One night after I was frozen into a shivering bundle when Sheila's bally peacocks again started giving their wild jungle cries on my roof, I lay awake for some time, then decided to go up to the main house and make a cuppa. Hendrix, my supposed to be guard, was even more stressed out than me, and sat staring at me with wide eyes, and I tried to console him and get him back into his bed, but he decided that on no account was he going to stay alone with that wild cries now reverberating across the valley from Gary and Ronalee's side!I of course had to unlock all my bedroom doors, then run up to the main part, where another set of locks had to be undone before I would be safely inside again, and it was scary, as of course there was not another sole close by for about half a kilometer!
Hendrix followed short on my heels, and when I put the kitchen light on and found a huge rat sitting on the table, a nice red apple lying half eaten in front of him, I got one heck of a fright, and promptly jumped onto the nearest chair, for what reason I still do not know, as I am just not the chair jumping type, and to top this silliness, Hendrix tried his best to join me. The rat, a piece of apple hanging from his slack jaw, must have had a bigger fright than me, as he gave one screech, and fell with a loud 'plop' off the table and onto the floor, where he never stopped to have another look before legging it to the scullery where he disappeared like lightning into the cavity between the sink and the wall.

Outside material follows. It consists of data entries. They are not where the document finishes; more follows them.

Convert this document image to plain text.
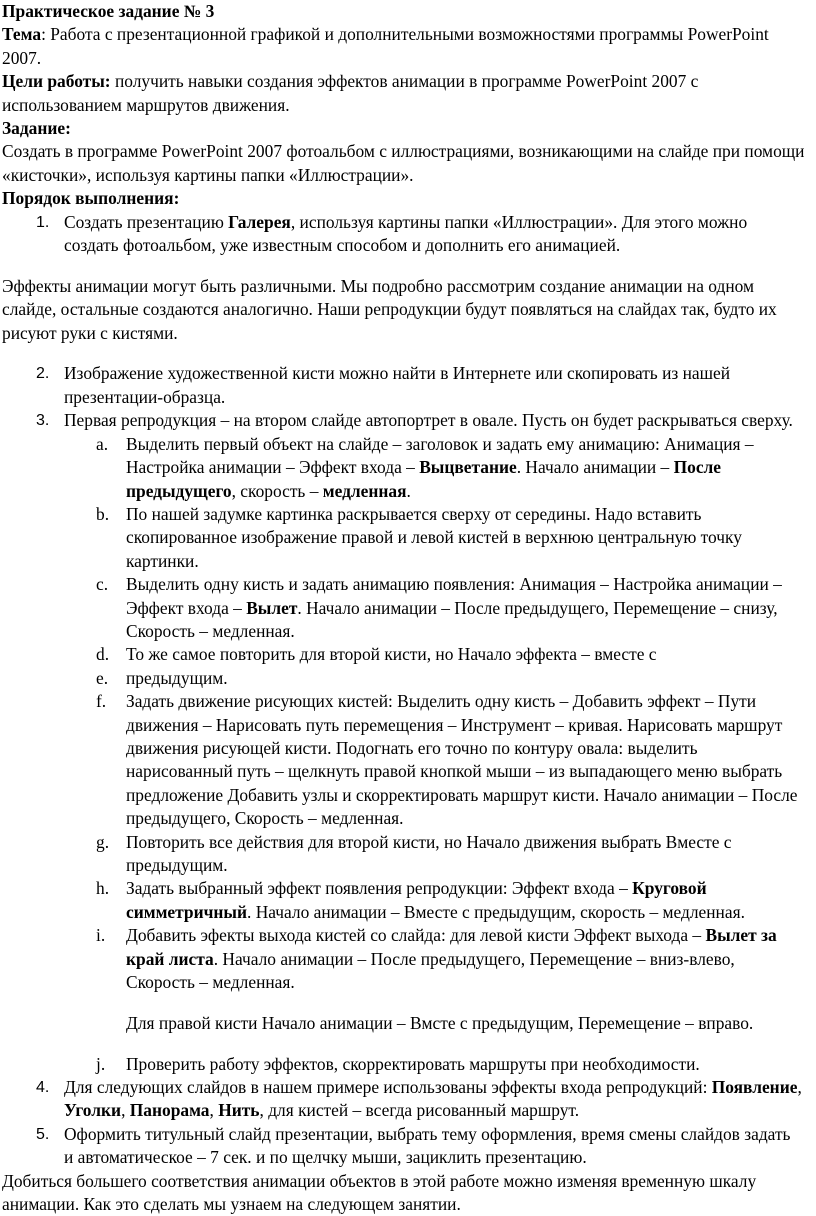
Практическое задание № 3

Тема: Работа с презентационной графикой и дополнительными возможностями программы PowerPoint 2007.

Цели работы: получить навыки создания эффектов анимации в программе PowerPoint 2007 с использованием маршрутов движения.

Задание:

Создать в программе PowerPoint 2007 фотоальбом с иллюстрациями, возникающими на слайде при помощи «кисточки», используя картины папки «Иллюстрации».

Порядок выполнения:

1. Создать презентацию Галерея, используя картины папки «Иллюстрации». Для этого можно создать фотоальбом, уже известным способом и дополнить его анимацией.

Эффекты анимации могут быть различными. Мы подробно рассмотрим создание анимации на одном слайде, остальные создаются аналогично. Наши репродукции будут появляться на слайдах так, будто их рисуют руки с кистями.

2. Изображение художественной кисти можно найти в Интернете или скопировать из нашей презентации-образца.
3. Первая репродукция – на втором слайде автопортрет в овале. Пусть он будет раскрываться сверху.
a. Выделить первый объект на слайде – заголовок и задать ему анимацию: Анимация – Настройка анимации – Эффект входа – Выцветание. Начало анимации – После предыдущего, скорость – медленная.
b. По нашей задумке картинка раскрывается сверху от середины. Надо вставить скопированное изображение правой и левой кистей в верхнюю центральную точку картинки.
c. Выделить одну кисть и задать анимацию появления: Анимация – Настройка анимации – Эффект входа – Вылет. Начало анимации – После предыдущего, Перемещение – снизу, Скорость – медленная.
d. То же самое повторить для второй кисти, но Начало эффекта – вместе с
e. предыдущим.
f. Задать движение рисующих кистей: Выделить одну кисть – Добавить эффект – Пути движения – Нарисовать путь перемещения – Инструмент – кривая. Нарисовать маршрут движения рисующей кисти. Подогнать его точно по контуру овала: выделить нарисованный путь – щелкнуть правой кнопкой мыши – из выпадающего меню выбрать предложение Добавить узлы и скорректировать маршрут кисти. Начало анимации – После предыдущего, Скорость – медленная.
g. Повторить все действия для второй кисти, но Начало движения выбрать Вместе с предыдущим.
h. Задать выбранный эффект появления репродукции: Эффект входа – Круговой симметричный. Начало анимации – Вместе с предыдущим, скорость – медленная.
i. Добавить эфекты выхода кистей со слайда: для левой кисти Эффект выхода – Вылет за край листа. Начало анимации – После предыдущего, Перемещение – вниз-влево, Скорость – медленная.

Для правой кисти Начало анимации – Вмсте с предыдущим, Перемещение – вправо.

j. Проверить работу эффектов, скорректировать маршруты при необходимости.
4. Для следующих слайдов в нашем примере использованы эффекты входа репродукций: Появление, Уголки, Панорама, Нить, для кистей – всегда рисованный маршрут.
5. Оформить титульный слайд презентации, выбрать тему оформления, время смены слайдов задать и автоматическое – 7 сек. и по щелчку мыши, зациклить презентацию.

Добиться большего соответствия анимации объектов в этой работе можно изменяя временную шкалу анимации. Как это сделать мы узнаем на следующем занятии.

Once the threat was out of sight Hendrix took heart, and stood barking until I had my tea made and we made our hazardous way back to bed.
When I told Ronalee about my lodger, she gave me a rat catcher, a kind of device with a trap door, and you have to put some food into this cilinder like contraption, where-upon mr. Rat would be tempted into entering, and once in, the trapdoor would come down, and voila, you have a trapped rat! But what bothered me was what to do with the rat once caught, as I have heard a rumour that they have the ability to always find their way back to the house of plenty!

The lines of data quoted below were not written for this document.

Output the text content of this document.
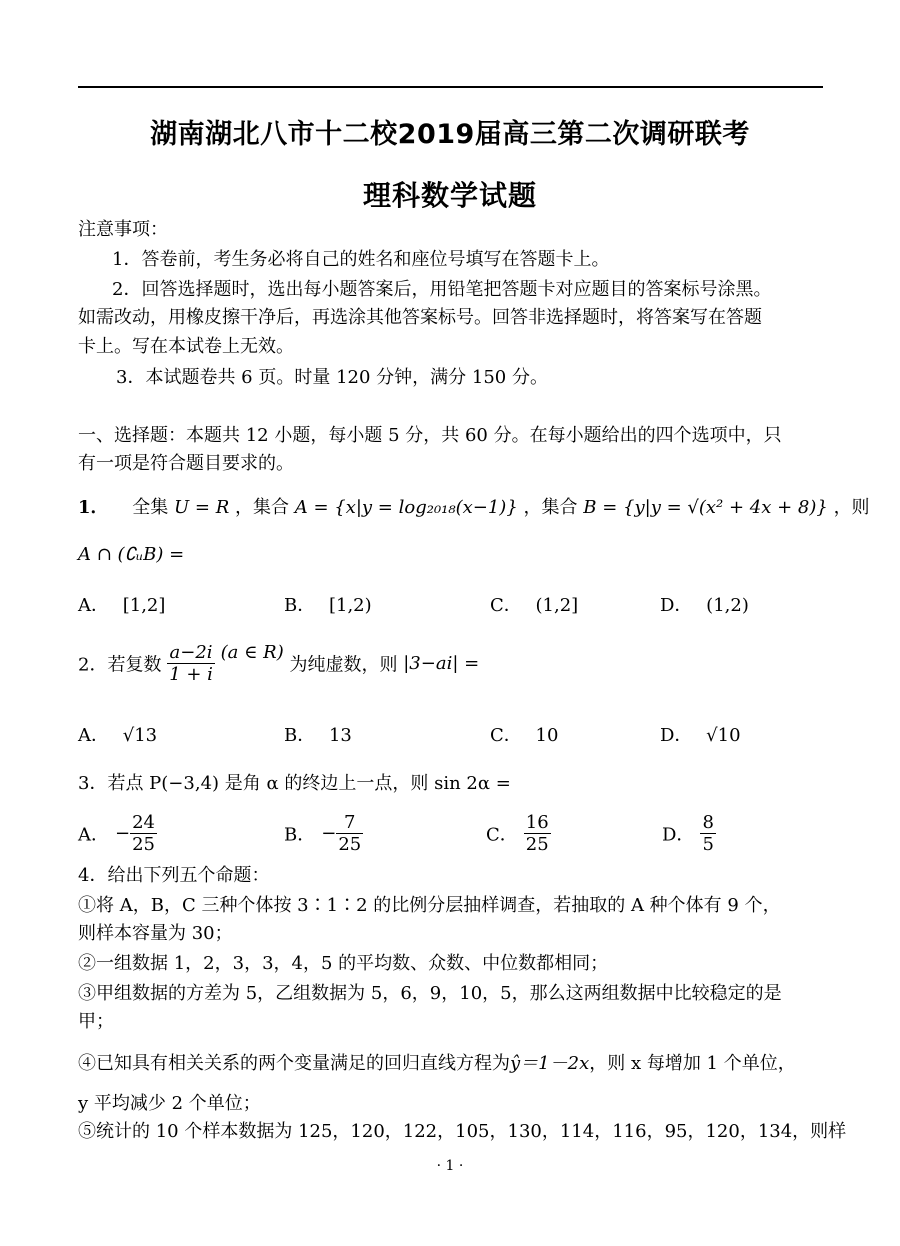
湖南湖北八市十二校2019届高三第二次调研联考
理科数学试题
注意事项：
1．答卷前，考生务必将自己的姓名和座位号填写在答题卡上。
2．回答选择题时，选出每小题答案后，用铅笔把答题卡对应题目的答案标号涂黑。
如需改动，用橡皮擦干净后，再选涂其他答案标号。回答非选择题时，将答案写在答题
卡上。写在本试卷上无效。
3．本试题卷共 6 页。时量 120 分钟，满分 150 分。
一、选择题：本题共 12 小题，每小题 5 分，共 60 分。在每小题给出的四个选项中，只
有一项是符合题目要求的。
1． 全集 U = R ，集合 A = {x|y = log₂₀₁₈(x−1)} ，集合 B = {y|y = √(x² + 4x + 8)} ，则
A ∩ (∁ᵤB) =
A． [1,2]	B． [1,2)	C． (1,2]	D． (1,2)
2．若复数 $\frac{a-2i}{1 + i} (a$ ∈ R) 为纯虚数，则 |3−ai| =
A． √13	B． 13	C． 10	D． √10
3．若点 P(−3,4) 是角 α 的终边上一点，则 sin 2α =
A． − $\frac{24}{25}$	B． − $\frac{7}{25}$	C． $\frac{16}{25}$	D． $\frac{8}{5}$
4．给出下列五个命题：
①将 A，B，C 三种个体按 3∶1∶2 的比例分层抽样调查，若抽取的 A 种个体有 9 个，
则样本容量为 30；
②一组数据 1，2，3，3，4，5 的平均数、众数、中位数都相同；
③甲组数据的方差为 5，乙组数据为 5，6，9，10，5，那么这两组数据中比较稳定的是
甲；
④已知具有相关关系的两个变量满足的回归直线方程为ŷ＝1－2x，则 x 每增加 1 个单位，
y 平均减少 2 个单位；
⑤统计的 10 个样本数据为 125，120，122，105，130，114，116，95，120，134，则样
· 1 ·
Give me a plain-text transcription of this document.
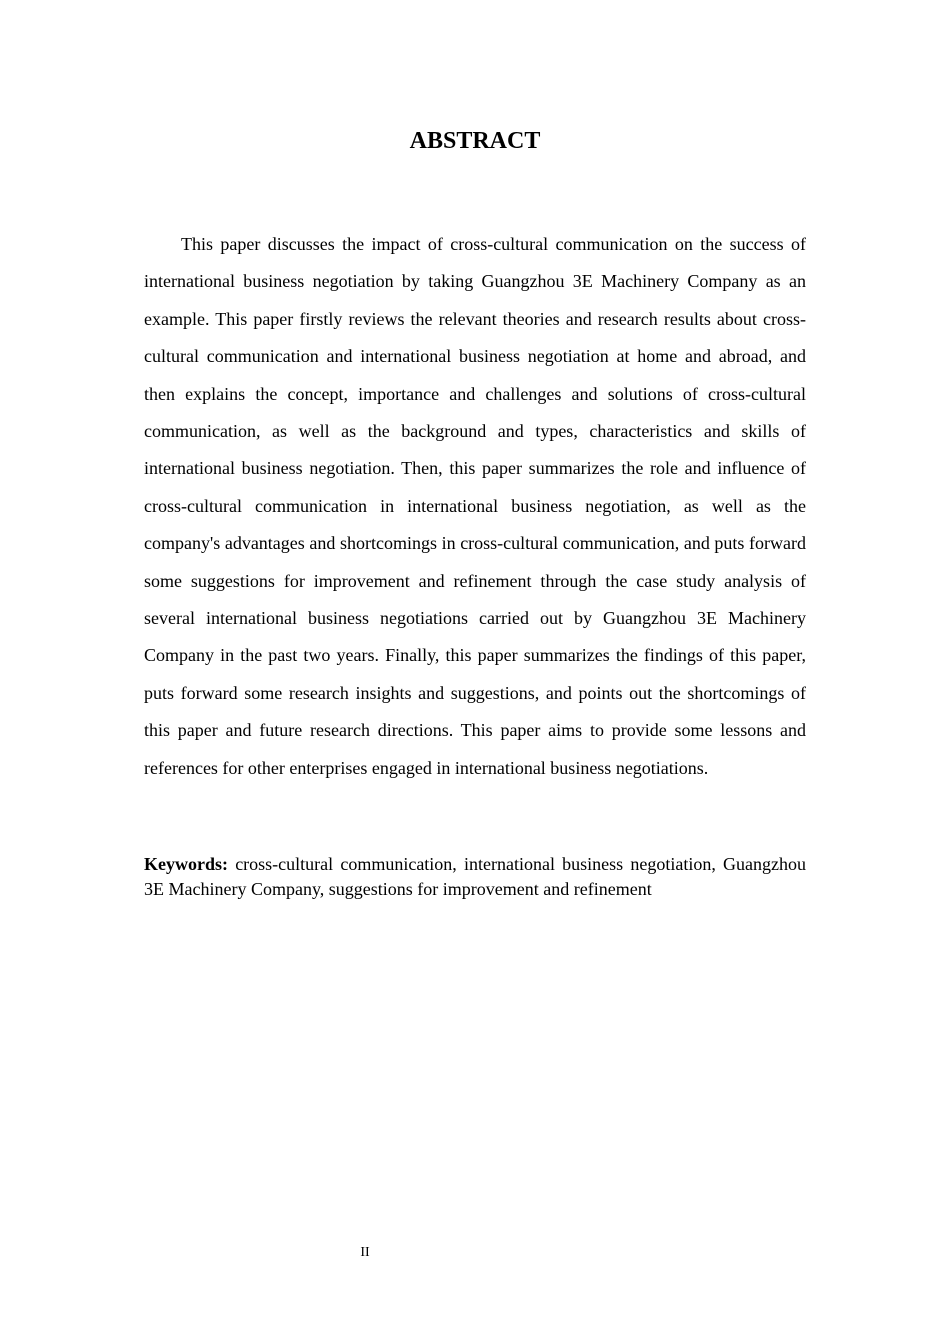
ABSTRACT

This paper discusses the impact of cross-cultural communication on the success of international business negotiation by taking Guangzhou 3E Machinery Company as an example. This paper firstly reviews the relevant theories and research results about cross-cultural communication and international business negotiation at home and abroad, and then explains the concept, importance and challenges and solutions of cross-cultural communication, as well as the background and types, characteristics and skills of international business negotiation. Then, this paper summarizes the role and influence of cross-cultural communication in international business negotiation, as well as the company's advantages and shortcomings in cross-cultural communication, and puts forward some suggestions for improvement and refinement through the case study analysis of several international business negotiations carried out by Guangzhou 3E Machinery Company in the past two years. Finally, this paper summarizes the findings of this paper, puts forward some research insights and suggestions, and points out the shortcomings of this paper and future research directions. This paper aims to provide some lessons and references for other enterprises engaged in international business negotiations.

Keywords: cross-cultural communication, international business negotiation, Guangzhou 3E Machinery Company, suggestions for improvement and refinement

II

But my rat was one clever beasty, as nothing could get him to enter this trap, not even when I put some bread, heavily topped with margerine, his all time favorite in, did he loose his cool, and crawled in!
My garden was coming on nicely, and my roses, their thirst thoroughly quenched by the flood waters, were a lovely sight to behold. Even the rambling ones that I planted to cover the ugly fence was in full bloom, but not quite rambling where I wanted them to go!